Today's prompt is perfect for me. There are very few things I feel I'm "good" at doing. The first thing that comes to mind is, of course, what this blog is all about: daydreaming.
I walk to and from work. This walk takes me passed a few residential buildings but the lion's share is commercial property. All this is on a busy (read BUSY) road in a metropolitan environment. Traffic, both vehicular and pedestrian, is a major issue but the seemingly endless concrete and asphalt that is punctuated by postage stamp blocks of grass, decorative rock, and anemic trees and shrubbery is not my idea of inspirational views. My radio/cassette player (remember them?) recently bit the dust, so to make my walk home more entertaining, I daydream.
I won't reveal what those daydreams consist of; they are private and some of them, if revealed, would land me in a whole world of trouble and I don't need any more of that than what I have now. However, I've always found it interesting that most people think daydreaming is something to be embarrassed about. To be ashamed of. Which is totally not so.

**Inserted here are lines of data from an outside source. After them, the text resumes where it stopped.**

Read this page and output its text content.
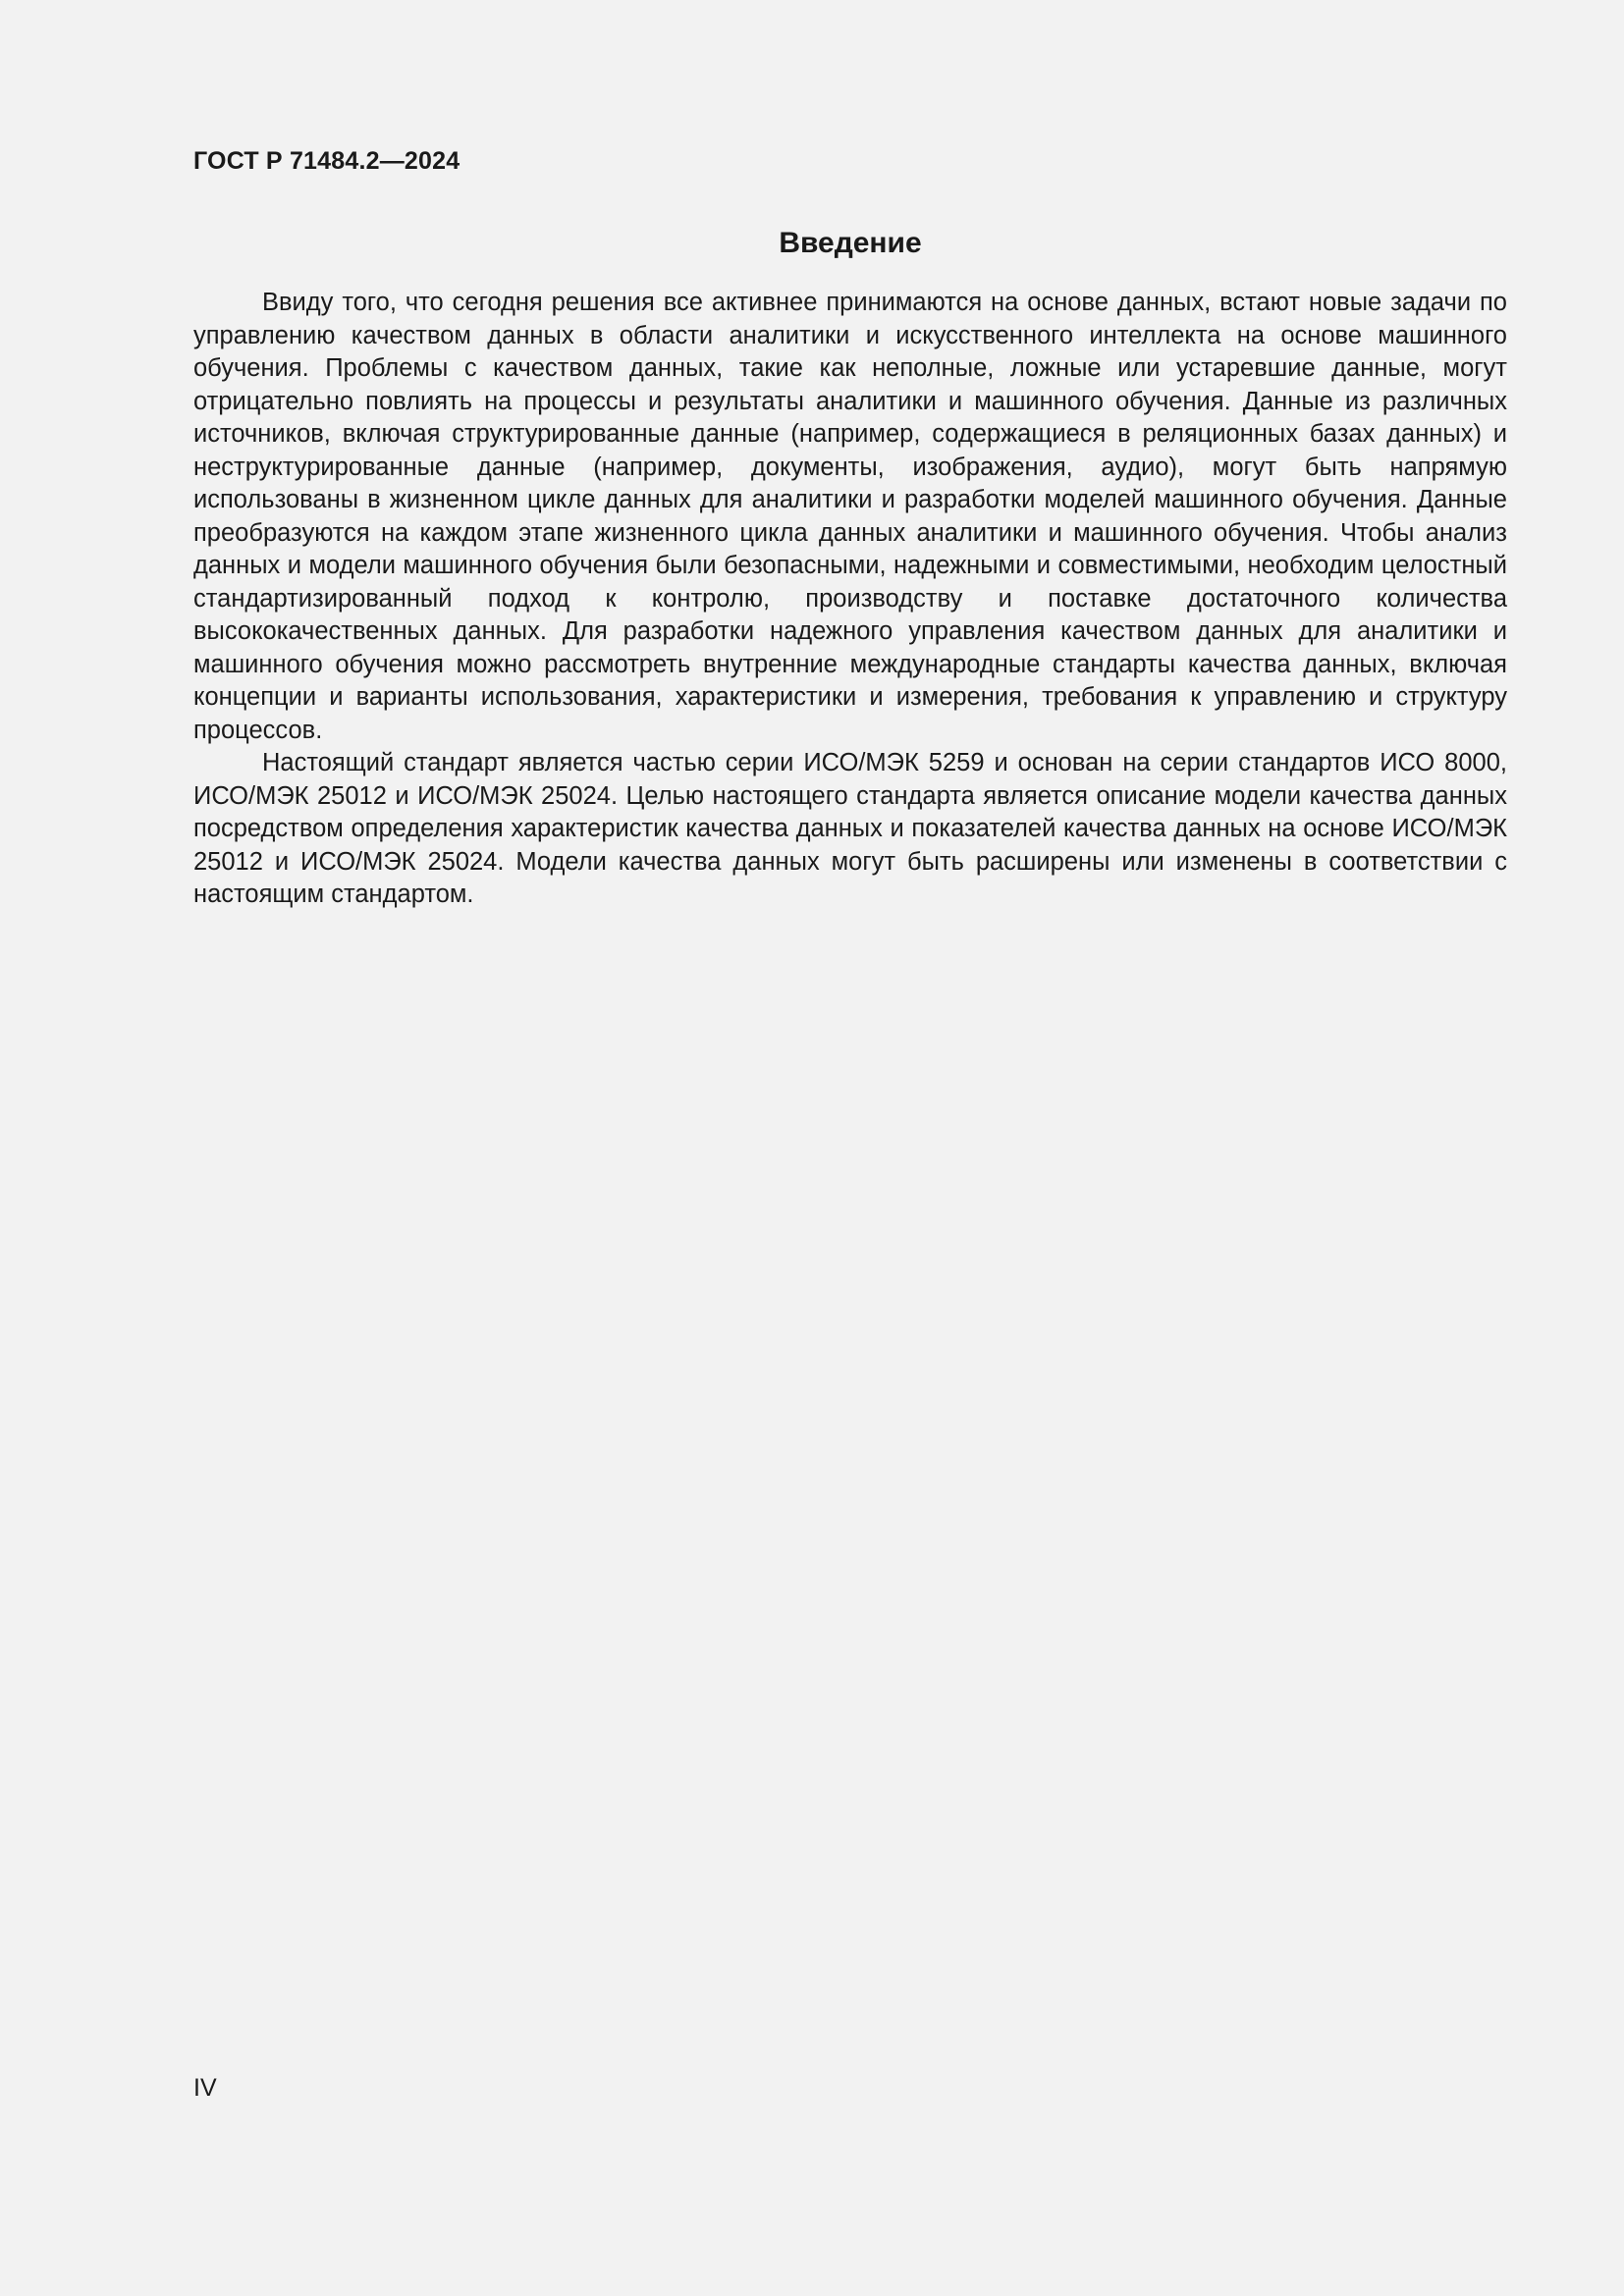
ГОСТ Р 71484.2—2024
Введение

Ввиду того, что сегодня решения все активнее принимаются на основе данных, встают новые задачи по управлению качеством данных в области аналитики и искусственного интеллекта на основе машинного обучения. Проблемы с качеством данных, такие как неполные, ложные или устаревшие данные, могут отрицательно повлиять на процессы и результаты аналитики и машинного обучения. Данные из различных источников, включая структурированные данные (например, содержащиеся в реляционных базах данных) и неструктурированные данные (например, документы, изображения, аудио), могут быть напрямую использованы в жизненном цикле данных для аналитики и разработки моделей машинного обучения. Данные преобразуются на каждом этапе жизненного цикла данных аналитики и машинного обучения. Чтобы анализ данных и модели машинного обучения были безопасными, надежными и совместимыми, необходим целостный стандартизированный подход к контролю, производству и поставке достаточного количества высококачественных данных. Для разработки надежного управления качеством данных для аналитики и машинного обучения можно рассмотреть внутренние международные стандарты качества данных, включая концепции и варианты использования, характеристики и измерения, требования к управлению и структуру процессов.

Настоящий стандарт является частью серии ИСО/МЭК 5259 и основан на серии стандартов ИСО 8000, ИСО/МЭК 25012 и ИСО/МЭК 25024. Целью настоящего стандарта является описание модели качества данных посредством определения характеристик качества данных и показателей качества данных на основе ИСО/МЭК 25012 и ИСО/МЭК 25024. Модели качества данных могут быть расширены или изменены в соответствии с настоящим стандартом.

IV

I had my revelation on daydreaming many years ago, when I was still in grade school. I read James Thurber's short story called "The Secret Life of Walter Mitty." (It was also made into a movie starring Danny Kaye, but I've never seen it.) The main character is a daydreamer. James Thurber put my dirty little secret into a short story thereby informing me that other people did it, too. What a relief!

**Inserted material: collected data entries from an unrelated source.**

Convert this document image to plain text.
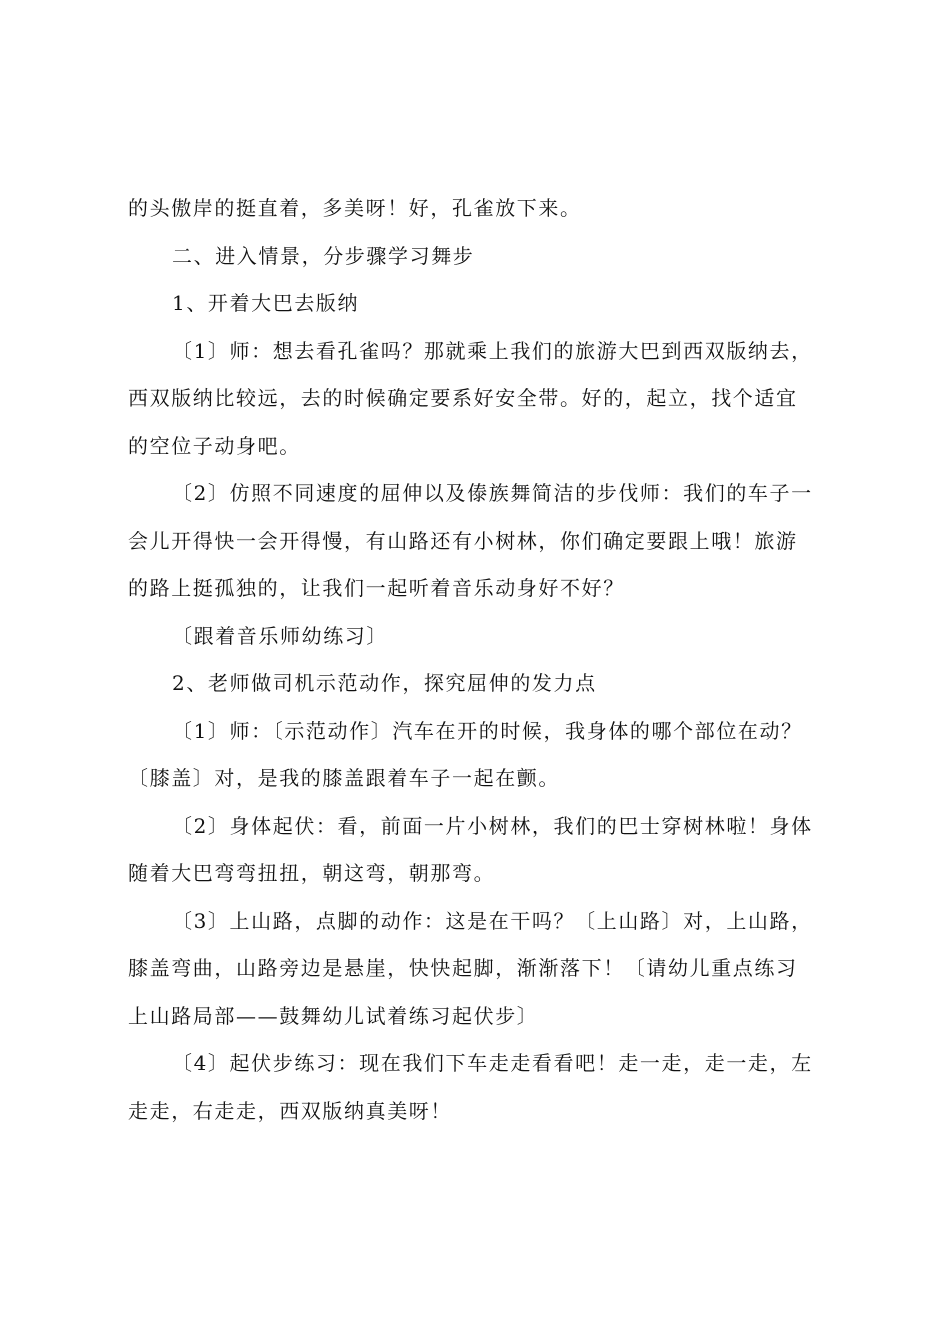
的头傲岸的挺直着，多美呀！好，孔雀放下来。
二、进入情景，分步骤学习舞步
1、开着大巴去版纳
〔1〕师：想去看孔雀吗？那就乘上我们的旅游大巴到西双版纳去，
西双版纳比较远，去的时候确定要系好安全带。好的，起立，找个适宜
的空位子动身吧。
〔2〕仿照不同速度的屈伸以及傣族舞简洁的步伐师：我们的车子一
会儿开得快一会开得慢，有山路还有小树林，你们确定要跟上哦！旅游
的路上挺孤独的，让我们一起听着音乐动身好不好？
〔跟着音乐师幼练习〕
2、老师做司机示范动作，探究屈伸的发力点
〔1〕师：〔示范动作〕汽车在开的时候，我身体的哪个部位在动？
〔膝盖〕对，是我的膝盖跟着车子一起在颤。
〔2〕身体起伏：看，前面一片小树林，我们的巴士穿树林啦！身体
随着大巴弯弯扭扭，朝这弯，朝那弯。
〔3〕上山路，点脚的动作：这是在干吗？〔上山路〕对，上山路，
膝盖弯曲，山路旁边是悬崖，快快起脚，渐渐落下！〔请幼儿重点练习
上山路局部——鼓舞幼儿试着练习起伏步〕
〔4〕起伏步练习：现在我们下车走走看看吧！走一走，走一走，左
走走，右走走，西双版纳真美呀！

Not long after I read "Walter Mitty" I read a book - whose title escapes me at the moment - but the story was about a young girl who watched her neighbors, even spying on them, and then wrote everything down in her notebook. While this did not affect me for many years, eventually I connected the two stories and I picked up my pen and wrote down some of my daydreams. They were extremely silly once the ink had dried, but it freed something inside of me that had unknowingly been locked away.
So, now I daydream freely and I write. I feel a freedom of sorts when I do both. The writing could easily be denied me but no one can take away my daydreams. No one. That is so cool.